Question

The density of a solution containing 13% by mass of sulphuric acid is 1.09 g/ml. calculate the molarity and the normality of the solution.

Answer 1

Hint: Molarity and normality are units of concentration in chemistry.
Molarity is defined as the number of moles of a solute dissolved in 1L of a solution.
Normality: Normality is defined as the number of equivalents per litre of solution. In other words, it is a measure of concentration that is equal to gram equivalent weight of solute per litre of solution.

Complete step by step answer:
Given, Density of the solution is = 1.09 g/ml
Mass of sulphuric Acid = 13%
$\because $ let the mass of the solution is 100gm.
So, we can say that mass of sulphuric Acid = 13gm
We know, Density \[ = {\text{ }}mass/volume\]

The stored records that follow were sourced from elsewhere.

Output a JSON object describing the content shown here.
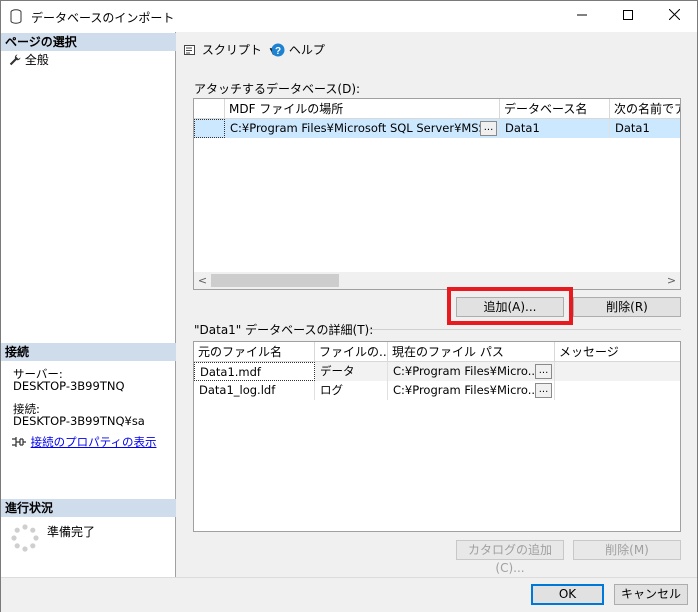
{
  "window": {
    "title": "データベースのインポート",
    "controls": {
      "minimize": "—",
      "maximize": "☐",
      "close": "✕"
    }
  },
  "left": {
    "page_select_header": "ページの選択",
    "pages": [
      {
        "label": "全般",
        "icon": "wrench-icon"
      }
    ],
    "connection_header": "接続",
    "server_label": "サーバー:",
    "server_value": "DESKTOP-3B99TNQ",
    "connection_label": "接続:",
    "connection_value": "DESKTOP-3B99TNQ¥sa",
    "view_connection_props": "接続のプロパティの表示",
    "progress_header": "進行状況",
    "progress_status": "準備完了"
  },
  "toolbar": {
    "script_label": "スクリプト",
    "help_label": "ヘルプ"
  },
  "attach_section": {
    "label": "アタッチするデータベース(D):",
    "columns": [
      "",
      "MDF ファイルの場所",
      "データベース名",
      "次の名前でア"
    ],
    "rows": [
      {
        "mdf": "C:¥Program Files¥Microsoft SQL Server¥MSS...",
        "dbname": "Data1",
        "attach_as": "Data1"
      }
    ],
    "ellipsis": "...",
    "add_button": "追加(A)...",
    "remove_button": "削除(R)"
  },
  "details_section": {
    "label": "\"Data1\" データベースの詳細(T):",
    "columns": [
      "元のファイル名",
      "ファイルの...",
      "現在のファイル パス",
      "メッセージ"
    ],
    "rows": [
      {
        "original": "Data1.mdf",
        "type": "データ",
        "path": "C:¥Program Files¥Micro...",
        "message": ""
      },
      {
        "original": "Data1_log.ldf",
        "type": "ログ",
        "path": "C:¥Program Files¥Micro...",
        "message": ""
      }
    ],
    "ellipsis": "...",
    "add_catalog_button": "カタログの追加(C)...",
    "remove_button": "削除(M)"
  },
  "footer": {
    "ok_button": "OK",
    "cancel_button": "キャンセル"
  },
  "colors": {
    "selected_row": "#cce8ff",
    "section_header": "#cfdcec",
    "highlight": "#e8191f",
    "link": "#0000ee"
  }
}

Volume = $\dfrac{{Mass}}{{Density}}$

Volume = $\dfrac{{100}}{{1.09 \times 1000}}$ $\left[ {\because 1L = 1000ml} \right]$

Or $Volume = \dfrac{1}{{10.9}}L$
Molecular weight of sulphuric acid = 98g/mol
Moles of sulphuric acid =$\dfrac{{13}}{{98}} moles$

$\therefore Molarity = \dfrac{{Moles{\text{ }}of{\text{ }}solute{\text{ }}}}{{Volume{\text{ }}of{\text{ }}solution}} = \dfrac{{13}}{{98}} \times \dfrac{{10.9}}{1} = 1.445M$

To find normality we have to know the equivalent weight of ${H_2}S{O_4}$
${H_2}S{O_4} \to 2{H^ + } + S{P_4}^{2 - }$
Basicity \[ = {\text{ }}2\]
So the equivalent weight is = $\dfrac{{Molecular{\text{ }}weight}}{2} = \dfrac{{98}}{2} = 49$
$\therefore Normality = \dfrac{{\% strength{\text{ }}of{\text{ }}solution{\text{ }} \times {\text{ }}density{\text{ }}of{\text{ }}solute}}{{Equivalent{\text{ }}Weight}} = \dfrac{{13 \times 10.9}}{{49 \times 1}} = 2.89N$

Hence, the molarity of a solution is 1.445M and the normality of a solution is 2.89N.

Note: Relation between molarity and normality is $N = M \times n$, where ‘n’ is the no. of equivalents
For ${H_2}S{O_4}1M = 2N$
From this relation, we can easily get the normality from molarity of a solution.